Mit sehr zarten Jahren (so ab 4 glaub ich) durfte ich mit meinem Grossvater nach der (quaelenden) Sonntagsmesse in Weitersfelden immer mit zum Fruehschoppen in s Wirtshaus. Fuer ihn 2 Bier, fuer mich ein Kracherl und fuer uns beide ein gemeinsames Beuscherl. Seit damals liebe ich dieses Gericht. Soweit ich mich erinnern kann hat dieses, sehr klassische Muehlviertelstammtischgericht keinen Riesling enthalten. Ich wage anzumerken, dass der einzige erhaeltliche und bekannte Wein damals der G´spritzte war. Den Riesling gab s vielleicht in der Wachau, aber das Beuscherl - ohne Riesling - war trotzdem gut.
Warum ich das erzaehle?
Weil mir das ewige Echtheits- und Traditionsgehabe in der Gastronomie und auch sonst ueberall gehoerig auf die Nerven geht. Ob Herzerlstuehle vom Wiesner und Hager, echte Bauernschraenke vom Voglauer mit der Wurmlochmaschine praepariert oder traditionelle Maishenderlbrueste (??), Rieslingbeuscherl (??), Marillenknoedel (??),... Ohne Marillen aus China, Zucker aus Indien und dem Knoedelrezept aus Mondsee gaebe es die angebliche Tradition nicht und ich finde das herrlich. Das ist Fusion nach meinem Geschmack. Ich will auch gar kein Schnitzel im Schweinefett mehr - dafuer bewege ich mich zu wenig und ich find die neue Zubereitungsart wohlschmeckend. Nach Omas Rezepten (ich habe ein handgeschriebenes Kochbuch von ihr) kann ich nicht mehr kochen - sie hat anders gelebt. Grundguetiger, es ist doch herrlich, dass sich die Kueche weiter entwickelt.
Aber bitte, bitte, bitte lassen wir uns nicht mehr laenger mit diesem Traditionsgelabere, mit dieser angeblichen Authentizität verarschen.

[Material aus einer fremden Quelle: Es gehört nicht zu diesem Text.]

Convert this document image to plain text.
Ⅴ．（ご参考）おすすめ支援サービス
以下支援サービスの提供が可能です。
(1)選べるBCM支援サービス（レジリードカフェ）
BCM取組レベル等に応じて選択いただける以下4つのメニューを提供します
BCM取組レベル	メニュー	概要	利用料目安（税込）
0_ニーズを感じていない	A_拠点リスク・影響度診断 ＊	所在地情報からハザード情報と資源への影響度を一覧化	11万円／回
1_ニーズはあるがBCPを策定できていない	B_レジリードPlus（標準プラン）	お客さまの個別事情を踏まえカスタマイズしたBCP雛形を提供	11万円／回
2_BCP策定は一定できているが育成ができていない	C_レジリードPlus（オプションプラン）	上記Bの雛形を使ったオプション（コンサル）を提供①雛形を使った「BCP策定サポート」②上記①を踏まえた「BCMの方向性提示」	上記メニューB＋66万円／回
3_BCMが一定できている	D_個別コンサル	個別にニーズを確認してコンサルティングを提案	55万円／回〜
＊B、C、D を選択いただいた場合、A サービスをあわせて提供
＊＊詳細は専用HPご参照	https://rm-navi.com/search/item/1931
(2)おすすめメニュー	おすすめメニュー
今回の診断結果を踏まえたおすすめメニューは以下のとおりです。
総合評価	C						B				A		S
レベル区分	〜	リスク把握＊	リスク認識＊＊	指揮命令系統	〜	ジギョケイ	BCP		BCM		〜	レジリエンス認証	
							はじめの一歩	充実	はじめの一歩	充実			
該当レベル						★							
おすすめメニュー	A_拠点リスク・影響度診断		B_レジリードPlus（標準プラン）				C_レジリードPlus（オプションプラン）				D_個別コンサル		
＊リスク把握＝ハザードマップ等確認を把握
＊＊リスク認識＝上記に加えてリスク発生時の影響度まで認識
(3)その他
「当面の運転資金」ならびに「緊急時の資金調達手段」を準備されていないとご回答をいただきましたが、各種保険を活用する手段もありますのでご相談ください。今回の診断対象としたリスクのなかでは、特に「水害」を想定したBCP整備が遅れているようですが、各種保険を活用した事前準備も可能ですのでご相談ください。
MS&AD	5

Um mit den Worten von Wolf D.Prix abzuschließen: "der Denkmalschutz ist die schlimmste Waffe der Mittelmässigen" - und jetzt MH "die Tradition ist die Keule mittelmaessiger Gastronomie".
Stenkern zum Abschied. Es hat Spass gemacht und Zitat Tintifax: "ich kooomme wiiiieeeder"
46 Kommentare | Kommentar abgeben
profiler, 08.09.06 @ 12:48
@ alle inklusive mir selber
obwohl es mir nicht zusteht..... ich mache es trotzdem. ich bitte alle beteiligten sich zu beruhigen und zu einer sachlichen basis zurück zu finden. bevor hier alles explodiert.....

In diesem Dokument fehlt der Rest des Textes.